My Vegan Kitchen Container Garden Plan!

by L Matthews on March 11, 2013

balcony garden french

My balcony may be more East Van than Provence but it will be beautiful and bountiful!

It’s Spring! Which means that I am planning this year’s vegan kitchen garden activities, in another new space… new light conditions to get used to (a west-facing balcony), new space restrictions as I’m in an apartment, new sourcing decisions as I try to track down a compost-selling store within beleaguered walking distance. If only my little border collie gardening companion could morph (briefly) into a Great Dane I could load her down with sacks of potting compost – it’s not animal exploitation if she eats the kale and peas, right?

Did I mention it’s Spring!

Top Tips for Container Gardening

My balcony has a huge amount of potential as it gets great light in the afternoon, perfect for a tasty vegan savoury summer tart and a glass of Pimm’s or two with friends. When planning your balcony garden, spend a while checking where the light hits and then work out how to use that space. It could be that you get lots of hanging containers, or build a little stepped shelving unit to raise your pots to get more sun, using the lower steps for plants that need a little shade and run to seed (bolt) more quickly. My balcony is long and thin with a solid wall topped with a glass screen that adjoins the overhang of the balcony below, meaning that I have additional growing space on this flat tiled roof that will soak up the sun and be super warm in summer.

My vegan kitchen garden plan this year is to line up a whole load of long, thin containers on the flat roof abutting my balcony so I create a salad bar within easy reach for me but behind the glass partition so pooch can’t snaffle my kale while my back is turned (vegan dog superhero that she is). I’ll also construct a trellis for one wall that gets lots of sun so that I can have things growing up it and maximise space (a key tenet of balcony gardening – grow upwards!). Unfortunately, the railing at the top of my balcony is really rounded so containers will not perch on top without danger of falling. I’m sure I’ll find a way around this though, given time.

Balcony Garden Crops – Things to Consider

Another important aspect of container gardening, especially when living alone, is growing fast-maturing crops, and crops that give you a few fruits each week rather than a sudden glut of things (like with slow maturing onions, cauliflower, squash and melons that also take up lots of precious room. This way, you can continually sow and replace what you have eaten and enjoy things fresh without being inundated with produce you’ll never get through. As such, I spent a while considering my eating habits in summer, the likelihood of me forgetting to water plants (extremely unlikely this year as I’ll be working at a desk on my balcony!), and how much I can feasibly eat or preserve in some fashion. I plan on learning new kitchen garden preservation skills this year, including canning and jam-making which are, oddly, lacking from my skill set.
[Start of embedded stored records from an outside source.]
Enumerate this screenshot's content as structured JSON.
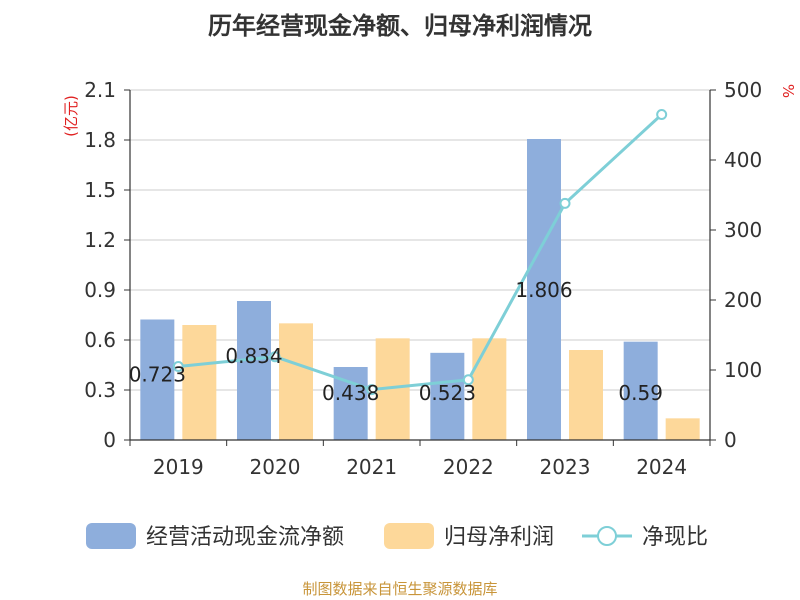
{
  "chart_data": {
    "type": "bar",
    "title": "历年经营现金净额、归母净利润情况",
    "categories": [
      "2019",
      "2020",
      "2021",
      "2022",
      "2023",
      "2024"
    ],
    "series": [
      {
        "name": "经营活动现金流净额",
        "type": "bar",
        "axis": "left",
        "color": "#8eaedc",
        "values": [
          0.723,
          0.834,
          0.438,
          0.523,
          1.806,
          0.59
        ]
      },
      {
        "name": "归母净利润",
        "type": "bar",
        "axis": "left",
        "color": "#fdd89a",
        "values": [
          0.69,
          0.7,
          0.61,
          0.61,
          0.54,
          0.13
        ]
      },
      {
        "name": "净现比",
        "type": "line",
        "axis": "right",
        "color": "#7ecfd7",
        "values": [
          105,
          119,
          72,
          86,
          338,
          465
        ]
      }
    ],
    "data_labels": [
      "0.723",
      "0.834",
      "0.438",
      "0.523",
      "1.806",
      "0.59"
    ],
    "left_axis": {
      "unit": "(亿元)",
      "ylim": [
        0,
        2.1
      ],
      "ticks": [
        "0",
        "0.3",
        "0.6",
        "0.9",
        "1.2",
        "1.5",
        "1.8",
        "2.1"
      ]
    },
    "right_axis": {
      "unit": "%",
      "ylim": [
        0,
        500
      ],
      "ticks": [
        "0",
        "100",
        "200",
        "300",
        "400",
        "500"
      ]
    },
    "legend_position": "bottom",
    "source": "制图数据来自恒生聚源数据库"
  }
}
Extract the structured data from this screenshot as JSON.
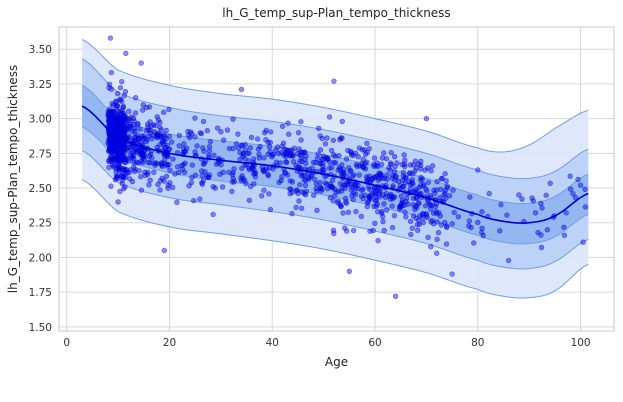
{
  "chart_data": {
    "type": "scatter",
    "title": "lh_G_temp_sup-Plan_tempo_thickness",
    "xlabel": "Age",
    "ylabel": "lh_G_temp_sup-Plan_tempo_thickness",
    "xlim": [
      -1.5,
      106.5
    ],
    "ylim": [
      1.47,
      3.66
    ],
    "xticks": [
      0,
      20,
      40,
      60,
      80,
      100
    ],
    "xtick_labels": [
      "0",
      "20",
      "40",
      "60",
      "80",
      "100"
    ],
    "yticks": [
      1.5,
      1.75,
      2.0,
      2.25,
      2.5,
      2.75,
      3.0,
      3.25,
      3.5
    ],
    "ytick_labels": [
      "1.50",
      "1.75",
      "2.00",
      "2.25",
      "2.50",
      "2.75",
      "3.00",
      "3.25",
      "3.50"
    ],
    "grid": true,
    "legend": "none",
    "colors": {
      "points": "#0000ff",
      "median": "#0000cc",
      "band_outer": "#dbe6fb",
      "band_middle": "#b9cff6",
      "band_inner": "#8fb3f0",
      "band_edge": "#6d9ee6",
      "grid": "#d6d6d6"
    },
    "curves": {
      "x": [
        3,
        10,
        20,
        30,
        40,
        50,
        60,
        70,
        80,
        85,
        90,
        95,
        101.5
      ],
      "median": [
        3.09,
        2.86,
        2.75,
        2.7,
        2.66,
        2.6,
        2.52,
        2.43,
        2.31,
        2.26,
        2.25,
        2.3,
        2.46
      ],
      "p25": [
        2.94,
        2.72,
        2.61,
        2.55,
        2.51,
        2.45,
        2.37,
        2.28,
        2.16,
        2.11,
        2.1,
        2.15,
        2.31
      ],
      "p75": [
        3.24,
        3.0,
        2.89,
        2.84,
        2.8,
        2.74,
        2.66,
        2.57,
        2.45,
        2.4,
        2.39,
        2.44,
        2.6
      ],
      "p05": [
        2.77,
        2.54,
        2.43,
        2.38,
        2.33,
        2.27,
        2.19,
        2.1,
        1.98,
        1.93,
        1.92,
        1.97,
        2.13
      ],
      "p95": [
        3.43,
        3.19,
        3.08,
        3.02,
        2.98,
        2.92,
        2.84,
        2.75,
        2.63,
        2.58,
        2.57,
        2.62,
        2.78
      ],
      "p01": [
        2.56,
        2.33,
        2.22,
        2.17,
        2.12,
        2.06,
        1.98,
        1.89,
        1.77,
        1.72,
        1.71,
        1.76,
        1.95
      ],
      "p99": [
        3.57,
        3.35,
        3.24,
        3.18,
        3.14,
        3.08,
        3.0,
        2.91,
        2.79,
        2.76,
        2.81,
        2.93,
        3.06
      ]
    },
    "scatter_model": {
      "point_count": 1320,
      "note_seed": 12345,
      "highlighted_points": [
        {
          "x": 8.5,
          "y": 3.58
        },
        {
          "x": 11.5,
          "y": 3.47
        },
        {
          "x": 14.5,
          "y": 3.4
        },
        {
          "x": 10.0,
          "y": 2.4
        },
        {
          "x": 19.0,
          "y": 2.05
        },
        {
          "x": 52.0,
          "y": 3.27
        },
        {
          "x": 64.0,
          "y": 1.72
        },
        {
          "x": 55.0,
          "y": 1.9
        },
        {
          "x": 100.0,
          "y": 2.52
        },
        {
          "x": 100.5,
          "y": 2.11
        },
        {
          "x": 70.0,
          "y": 3.0
        },
        {
          "x": 80.0,
          "y": 2.63
        },
        {
          "x": 84.5,
          "y": 2.38
        },
        {
          "x": 88.0,
          "y": 2.45
        },
        {
          "x": 75.0,
          "y": 1.88
        },
        {
          "x": 72.0,
          "y": 2.03
        },
        {
          "x": 34.0,
          "y": 3.21
        },
        {
          "x": 28.5,
          "y": 2.31
        }
      ]
    }
  }
}
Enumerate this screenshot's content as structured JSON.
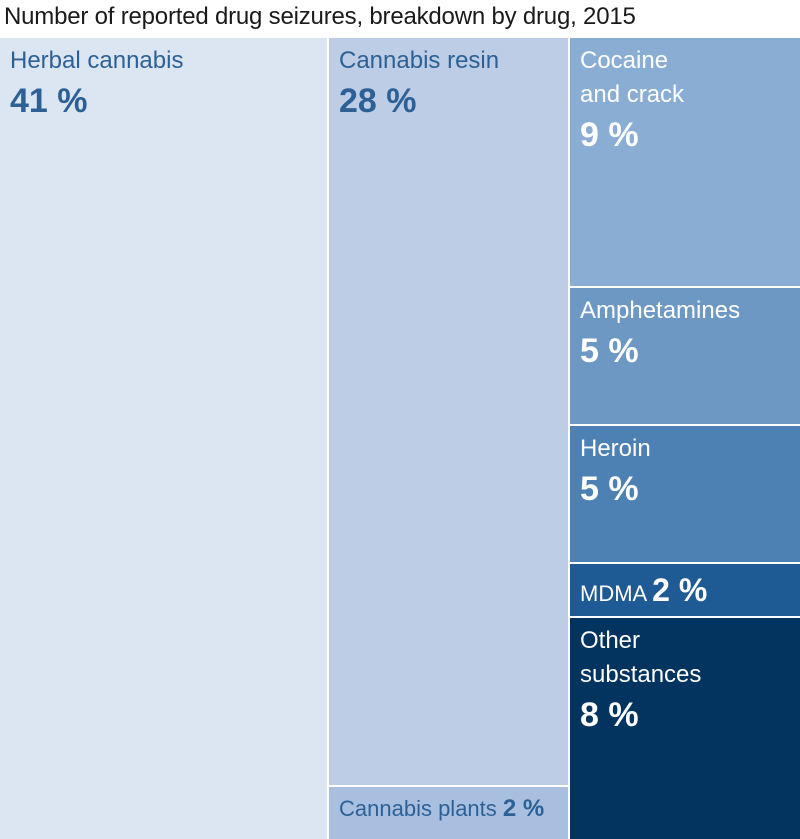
{
  "chart_data": {
    "type": "treemap",
    "title": "Number of reported drug seizures, breakdown by drug, 2015",
    "unit": "%",
    "items": [
      {
        "label": "Herbal cannabis",
        "value": 41,
        "display": "41 %",
        "color": "#dce6f3",
        "text_color": "#2d6196"
      },
      {
        "label": "Cannabis resin",
        "value": 28,
        "display": "28 %",
        "color": "#bccde5",
        "text_color": "#2d6196"
      },
      {
        "label": "Cannabis plants",
        "value": 2,
        "display": "2 %",
        "color": "#a8bfdf",
        "text_color": "#2d6196"
      },
      {
        "label": "Cocaine and crack",
        "value": 9,
        "display": "9 %",
        "color": "#8aaed3",
        "text_color": "#ffffff"
      },
      {
        "label": "Amphetamines",
        "value": 5,
        "display": "5 %",
        "color": "#6e98c4",
        "text_color": "#ffffff"
      },
      {
        "label": "Heroin",
        "value": 5,
        "display": "5 %",
        "color": "#4d80b3",
        "text_color": "#ffffff"
      },
      {
        "label": "MDMA",
        "value": 2,
        "display": "2 %",
        "color": "#1e5a93",
        "text_color": "#ffffff"
      },
      {
        "label": "Other substances",
        "value": 8,
        "display": "8 %",
        "color": "#03335f",
        "text_color": "#ffffff"
      }
    ]
  }
}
Choosing Seeds for a Container Garden

When choosing seeds for your vegan kitchen garden it’s important to determine how much space you want to dedicate to each crop, the available light and height, and what you plan on doing with the fruit, vegetables, leaves or flowers you grow. There’s no point planting a whole container of beets that mature all of a sudden and then realsiing that you don’t really like beets and have no idea what to do with several kilos of them. Container gardening requires a little more organisation than planting straight into the good old earth as space is at a premium so every inch counts. I recently acquired a secondhand copy of the Moosewood Restaurant Kitchen Garden cookbook and plan on arranging my life around this wonderful tome so maybe you want to get yourself a copy and we can exchange success stories!